No entanto, o Presidente da República escreveu no preâmbulo do seu decreto que “é previsível que esta renovação se tenha de estender pelo menos por um período até 7 de janeiro, permitindo desde já ao Governo prever e anunciar as medidas a tomar durante os períodos de Natal e Ano Novo, tanto mais que a vacinação só começará a ter aplicação generalizada ao longo do ano de 2021. Tal implicará novo decreto presidencial, precedido de parecer do Governo e de autorização da Assembleia da República, já dentro de alguns dias”.
É sabido que os preâmbulos dos diplomas não têm valor jurídico, não passando de afirmações feitas pelo legislador destinadas a contextualizar e explicar as normas que aprova. No entanto, e como claramente era intenção do Presidente, tal permitiu ao Governo aprovar o decreto 11/2020, de 6 de Dezembro, que refere expressamente no seu art.o 1.o que “o presente decreto regulamenta a prorrogação do estado de emergência efetuada pelo Decreto do Presidente da República n.o 61-A/2020, de 4 de dezembro, bem como a eventual renovação do mesmo”. E esse diploma anuncia nos seus artigos 44.o e seguintes já uma série de medidas para os dias 24 de Dezembro e seguintes, referindo o art.o 44.o que “caso se verifique a renovação do estado de emergência a partir das 00:00 h do dia 24 de dezembro, é prorrogada a vigência do presente decreto, com as alterações constantes do presente capítulo, salvo se a situação epidemiológica impuser uma revisão intercalar a 18 de dezembro”.
Temos assim que uma renovação do estado de emergência que não está decretada já está a ser regulamentada pelo Governo e, portanto, a ser executada, violando claramente a regra constitucional da duração do estado de emergência. Ora, não é por acaso que a Constituição estabelece esse prazo, exigindo que uma situação, que é de emergência, não seja banalizada, como acontece claramente com esta regulamentação antecipada de um estado de emergência não decretado. É além disso inconcebível que através de um decreto do Governo se pretenda desde já executar um decreto presidencial que ainda não existe, o que constitui claramente uma violação da separação e interdependência dos órgãos de soberania, exigida pelo art.o 111.o da Constituição.
Tudo isto só faz lembrar o poema de Ary dos Santos: “Natal é em Dezembro/ Mas em Maio pode ser/ Natal é em Setembro/ É quando um homem quiser”. Para os nossos governantes, agora, o estado de emergência é também quando um homem quiser. Mas ambos estão errados. O Natal é em Dezembro e o estado de emergência obedece a rigorosos pressupostos constitucionais, sendo essencial o respeito pelo seu prazo de vigência. É por isso que o decreto 11/2020 constitui mais uma inconstitucionalidade, a somar a tantas outras verificadas durante esta pandemia.

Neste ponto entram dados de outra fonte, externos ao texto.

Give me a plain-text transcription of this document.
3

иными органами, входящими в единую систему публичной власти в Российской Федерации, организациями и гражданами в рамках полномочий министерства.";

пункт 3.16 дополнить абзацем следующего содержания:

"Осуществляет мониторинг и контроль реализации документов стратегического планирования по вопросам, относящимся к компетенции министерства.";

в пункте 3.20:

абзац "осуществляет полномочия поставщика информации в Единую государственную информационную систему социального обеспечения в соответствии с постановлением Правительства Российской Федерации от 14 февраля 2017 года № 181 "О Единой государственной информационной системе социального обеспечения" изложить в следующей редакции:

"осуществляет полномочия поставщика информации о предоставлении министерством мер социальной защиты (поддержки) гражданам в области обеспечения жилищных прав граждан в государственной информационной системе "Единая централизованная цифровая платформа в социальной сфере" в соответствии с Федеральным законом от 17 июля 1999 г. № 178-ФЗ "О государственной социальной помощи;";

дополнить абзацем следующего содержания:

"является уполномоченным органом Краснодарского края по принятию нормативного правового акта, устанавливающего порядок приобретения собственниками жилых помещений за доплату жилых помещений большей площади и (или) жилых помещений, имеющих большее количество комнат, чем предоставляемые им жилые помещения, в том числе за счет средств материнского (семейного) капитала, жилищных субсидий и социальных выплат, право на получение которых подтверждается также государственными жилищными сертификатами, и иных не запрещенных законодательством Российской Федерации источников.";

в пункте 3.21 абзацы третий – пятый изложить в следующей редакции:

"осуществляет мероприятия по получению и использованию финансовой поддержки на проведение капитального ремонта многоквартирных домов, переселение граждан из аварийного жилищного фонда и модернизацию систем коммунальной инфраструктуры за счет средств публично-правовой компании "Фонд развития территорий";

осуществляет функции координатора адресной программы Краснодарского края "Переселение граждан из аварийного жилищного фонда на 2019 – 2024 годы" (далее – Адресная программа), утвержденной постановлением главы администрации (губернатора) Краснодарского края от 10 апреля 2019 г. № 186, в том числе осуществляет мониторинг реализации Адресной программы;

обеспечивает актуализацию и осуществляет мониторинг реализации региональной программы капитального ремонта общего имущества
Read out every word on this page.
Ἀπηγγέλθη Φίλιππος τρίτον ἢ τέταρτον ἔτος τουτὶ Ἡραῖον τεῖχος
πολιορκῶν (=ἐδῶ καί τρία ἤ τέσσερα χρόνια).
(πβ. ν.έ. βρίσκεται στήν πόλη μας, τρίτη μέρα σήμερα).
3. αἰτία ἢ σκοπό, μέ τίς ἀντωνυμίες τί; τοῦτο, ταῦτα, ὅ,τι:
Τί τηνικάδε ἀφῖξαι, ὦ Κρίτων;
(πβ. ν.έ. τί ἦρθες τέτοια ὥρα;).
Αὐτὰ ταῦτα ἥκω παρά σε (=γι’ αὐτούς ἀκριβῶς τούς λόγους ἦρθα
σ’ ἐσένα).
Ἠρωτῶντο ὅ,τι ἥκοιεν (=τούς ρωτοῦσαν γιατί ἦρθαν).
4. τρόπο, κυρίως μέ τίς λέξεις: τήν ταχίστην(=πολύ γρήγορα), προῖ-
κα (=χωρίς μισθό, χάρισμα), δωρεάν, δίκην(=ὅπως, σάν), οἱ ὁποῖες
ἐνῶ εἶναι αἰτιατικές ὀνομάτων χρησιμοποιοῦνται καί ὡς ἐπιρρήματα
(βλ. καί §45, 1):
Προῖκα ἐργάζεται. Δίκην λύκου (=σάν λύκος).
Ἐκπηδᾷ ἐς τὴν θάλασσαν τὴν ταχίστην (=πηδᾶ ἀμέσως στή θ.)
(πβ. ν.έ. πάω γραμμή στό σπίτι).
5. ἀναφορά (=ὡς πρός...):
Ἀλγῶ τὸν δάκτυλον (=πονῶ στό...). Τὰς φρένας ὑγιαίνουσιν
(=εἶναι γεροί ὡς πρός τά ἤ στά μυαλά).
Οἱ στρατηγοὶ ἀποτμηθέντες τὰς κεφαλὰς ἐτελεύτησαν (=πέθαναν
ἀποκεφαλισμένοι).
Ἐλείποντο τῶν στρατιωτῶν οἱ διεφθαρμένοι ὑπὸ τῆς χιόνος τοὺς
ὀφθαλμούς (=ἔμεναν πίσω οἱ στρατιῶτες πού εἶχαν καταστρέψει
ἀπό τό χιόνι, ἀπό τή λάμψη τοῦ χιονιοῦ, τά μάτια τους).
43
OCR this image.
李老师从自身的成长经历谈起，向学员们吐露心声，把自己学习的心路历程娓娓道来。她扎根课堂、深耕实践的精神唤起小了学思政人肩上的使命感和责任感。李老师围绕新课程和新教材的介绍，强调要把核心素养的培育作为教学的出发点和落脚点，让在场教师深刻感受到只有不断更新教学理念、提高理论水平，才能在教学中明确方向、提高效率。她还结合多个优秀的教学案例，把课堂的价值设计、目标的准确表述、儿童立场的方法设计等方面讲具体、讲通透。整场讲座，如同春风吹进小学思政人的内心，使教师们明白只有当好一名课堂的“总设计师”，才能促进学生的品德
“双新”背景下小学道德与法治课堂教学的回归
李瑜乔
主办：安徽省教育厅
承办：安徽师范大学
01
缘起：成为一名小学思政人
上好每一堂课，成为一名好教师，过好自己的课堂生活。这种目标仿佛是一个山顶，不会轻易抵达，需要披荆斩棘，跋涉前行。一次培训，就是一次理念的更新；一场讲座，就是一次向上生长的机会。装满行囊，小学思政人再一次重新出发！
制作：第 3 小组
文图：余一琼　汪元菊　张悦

Professor da Faculdade de Direito da Universidade de Lisboa
Escreve à terça-feira, sem adopção das regras do acordo ortográfico de 1990

Estado de emergência é quando um homem quiser


Uma renovação do estado de emergência que não está decretada já está a ser regulamentada pelo Governo e, portanto, a ser executada, violando claramente a regra constitucional da duração do estado de emergência.


O art.o 19.o, n.o 5 da Constituição refere que “a declaração do estado de sítio ou do estado de emergência é adequadamente fundamentada e contém a especificação dos direitos, liberdades e garantias cujo exercício fica suspenso, não podendo o estado declarado ter duração superior a quinze dias, ou à duração fixada por lei quando em consequência de declaração de guerra, sem prejuízo de eventuais renovações, com salvaguarda dos mesmos limites”.
Daqui resulta que a Constituição não permite que seja declarado o estado de emergência por período superior a 15 dias, o que bem se compreende devido à gravidade da suspensão dos direitos constitucionais que do mesmo resultam e que implicam que o procedimento para que o estado de emergência seja declarado se repita a cada duas semanas, sendo nesse momento sempre necessária a audição do Governo e a autorização da Assembleia da República para que o Presidente da República possa decretá-lo.
O decreto do Presidente da República 61-A/2020, de 4 de Dezembro, procedeu à renovação por mais 15 dias do estado de emergência, conforme a Constituição exige, referindo o seu art.o 3.o que “a renovação do estado de emergência tem a duração de 15 dias, iniciando-se às 00h00 do dia 9 de dezembro de 2020 e cessando às 23h59 do dia 23 de dezembro de 2020, sem prejuízo de eventuais renovações, nos termos da lei”. Não há, assim, no texto do decreto presidencial qualquer decretamento do estado de emergência por mais de 15 dias, estando o mesmo em conformidade com o que a Constituição determina.
No entanto, o Presidente da República escreveu no preâmbulo do seu decreto que “é previsível que esta renovação se tenha de estender pelo menos por um período até 7 de janeiro, permitindo desde já ao Governo prever e anunciar as medidas a tomar durante os períodos de Natal e Ano Novo, tanto mais que a vacinação só começará a ter aplicação generalizada ao longo do ano de 2021. Tal implicará novo decreto presidencial, precedido de parecer do Governo e de autorização da Assembleia da República, já dentro de alguns dias”.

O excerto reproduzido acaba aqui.